Thursday, February 27, 2014

The Hard Parts and The Easy Parts

Like many other jobs, being an author has its hard parts and its easy parts. One of the easy parts, at least last time with The Opposite of Normal, was writing the first draft. I pretty much sailed through that experience. (Unless I'm deluding myself and it was actually quite difficult and, like child birth and the resulting baby, the pain has been erased by the high of publication)

I'm working on my next book now, and I'm not having the same experience. Most mornings I've been dreading taking out the lap top to start.  I know what I want to do, though I'm not quite sure how I want to do it. My hands are not listening to me as I command the words to flow from my brain onto the screen.  I know where I want the book to go, but I keep wondering how I will get there.  This means that writing this time around is painful. Usually, for me, the first draft is the best part. It's the revisions that are horrendous.

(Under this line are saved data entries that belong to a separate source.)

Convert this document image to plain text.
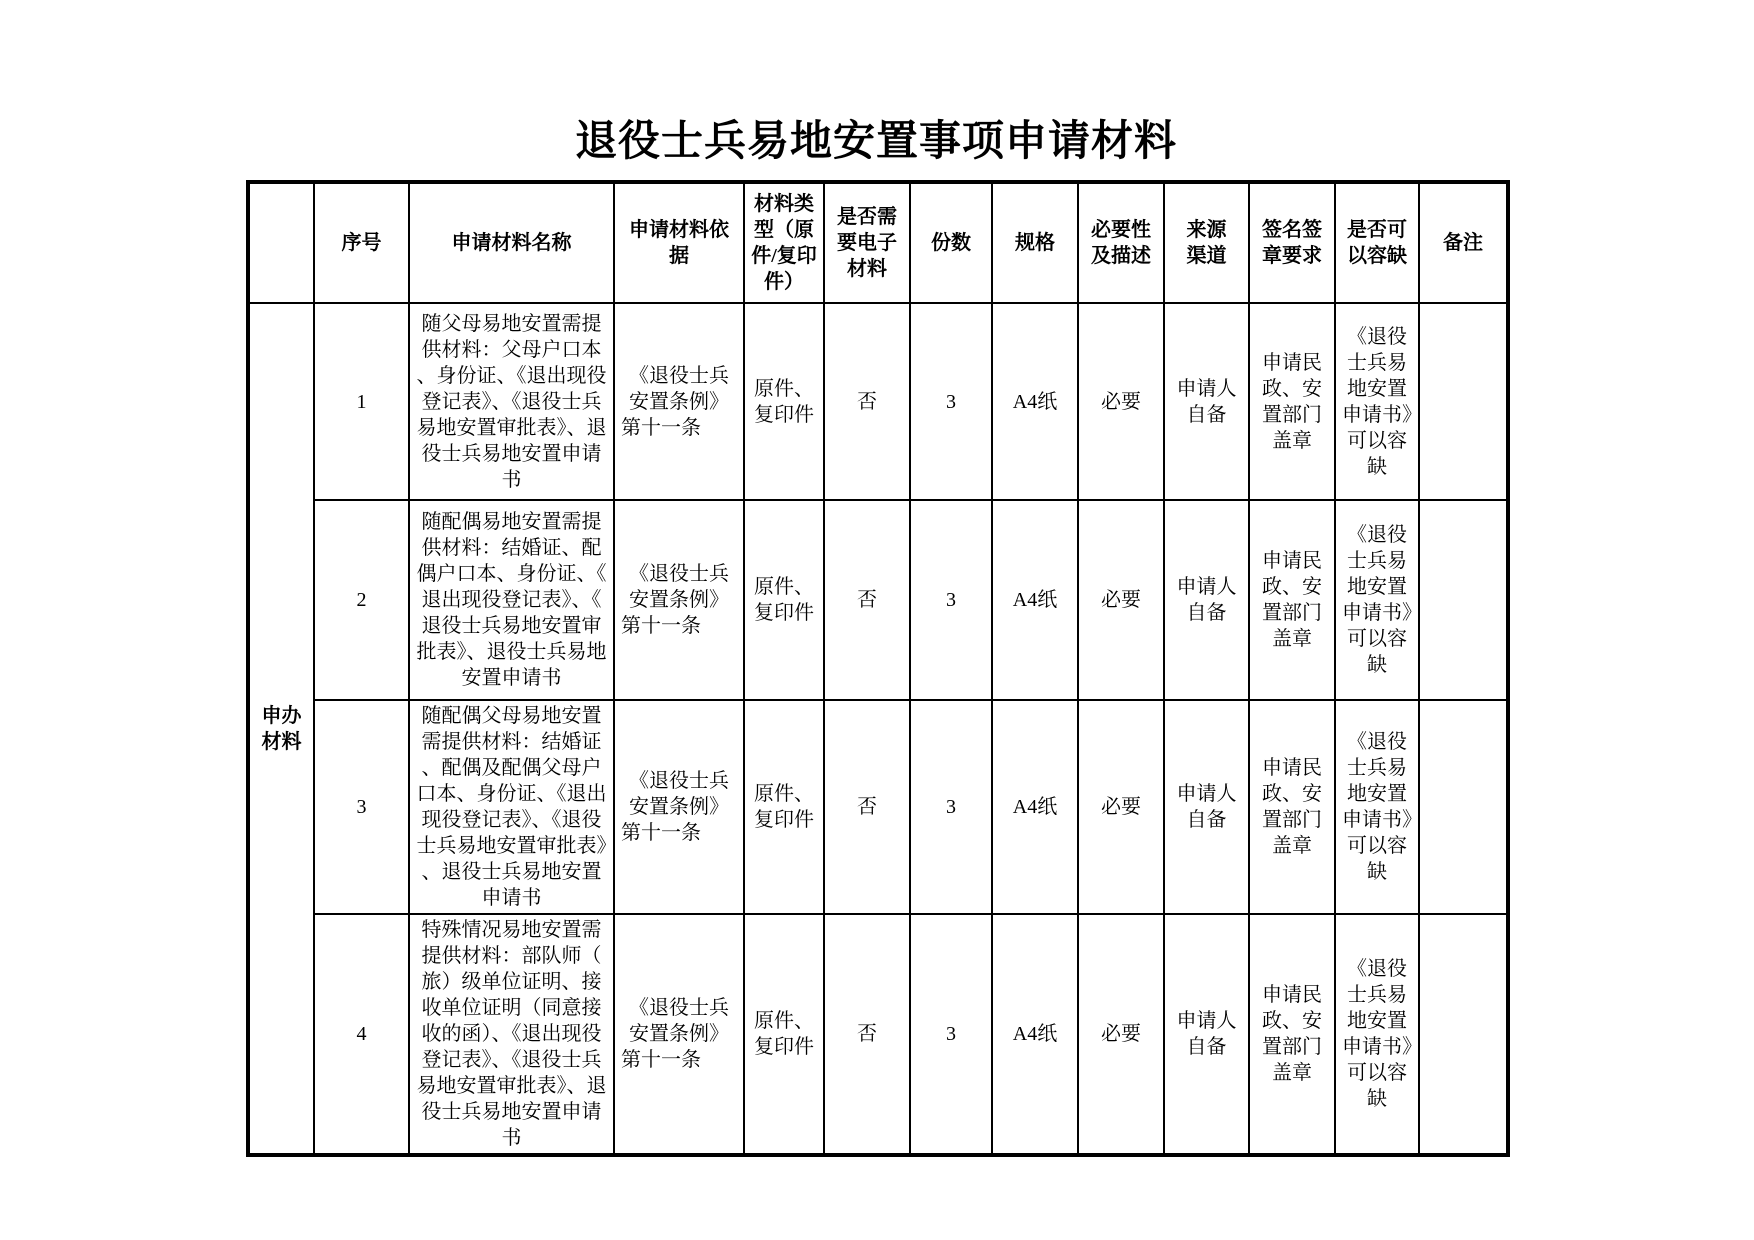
退役士兵易地安置事项申请材料
	序号	申请材料名称	申请材料依据	材料类型（原件/复印件）	是否需要电子材料	份数	规格	必要性及描述	来源渠道	签名签章要求	是否可以容缺	备注
申办材料	1	随父母易地安置需提供材料：父母户口本、身份证、《退出现役登记表》、《退役士兵易地安置审批表》、退役士兵易地安置申请书	《退役士兵安置条例》第十一条	原件、复印件	否	3	A4纸	必要	申请人自备	申请民政、安置部门盖章	《退役士兵易地安置申请书》可以容缺	
	2	随配偶易地安置需提供材料：结婚证、配偶户口本、身份证、《退出现役登记表》、《退役士兵易地安置审批表》、退役士兵易地安置申请书	《退役士兵安置条例》第十一条	原件、复印件	否	3	A4纸	必要	申请人自备	申请民政、安置部门盖章	《退役士兵易地安置申请书》可以容缺	
	3	随配偶父母易地安置需提供材料：结婚证、配偶及配偶父母户口本、身份证、《退出现役登记表》、《退役士兵易地安置审批表》、退役士兵易地安置申请书	《退役士兵安置条例》第十一条	原件、复印件	否	3	A4纸	必要	申请人自备	申请民政、安置部门盖章	《退役士兵易地安置申请书》可以容缺	
	4	特殊情况易地安置需提供材料：部队师（旅）级单位证明、接收单位证明（同意接收的函）、《退出现役登记表》、《退役士兵易地安置审批表》、退役士兵易地安置申请书	《退役士兵安置条例》第十一条	原件、复印件	否	3	A4纸	必要	申请人自备	申请民政、安置部门盖章	《退役士兵易地安置申请书》可以容缺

I've heard other authors talk about this -- some books just flow and others don't -- so I know it's normal, but when they don't flow, frankly, it sucks.

When I'm into a first draft, I think about the characters all day. What are they going to do next? How will the plot go?  Who's going to get into trouble with stupid choices they make?  Imagine a bee buzzing around -- when the bee is many feet away and seemingly magically moving from one flower to the next to collect pollen, it's a nice scene that you can simply enjoy. But when the bee is loudly buzzing in your ear, annoying you, threatening you with a sting, your reaction is completely different. You want the noise, the pressure, the fear, to go away.

That's how I feel about this draft right now.  I want the bee to go away. Go back over there to the pretty garden so I don't have to hear your loud, insistent buzz.  Let me enjoy the nature scene from over here, where I sit with my book and my lemonade.

But the bee isn't listening. No, it isn't. It insists on buzzing in my ear, constantly, all day long. So I have no choice but to get the words down. Even if they are bad words. Even as I imagine having to rewrite entire scenes and chapters. Even as I wonder if I can carry off this complicated story, I am still writing the words. I sit down each morning and will the bee to buzz a little more quietly. So far, it hasn't.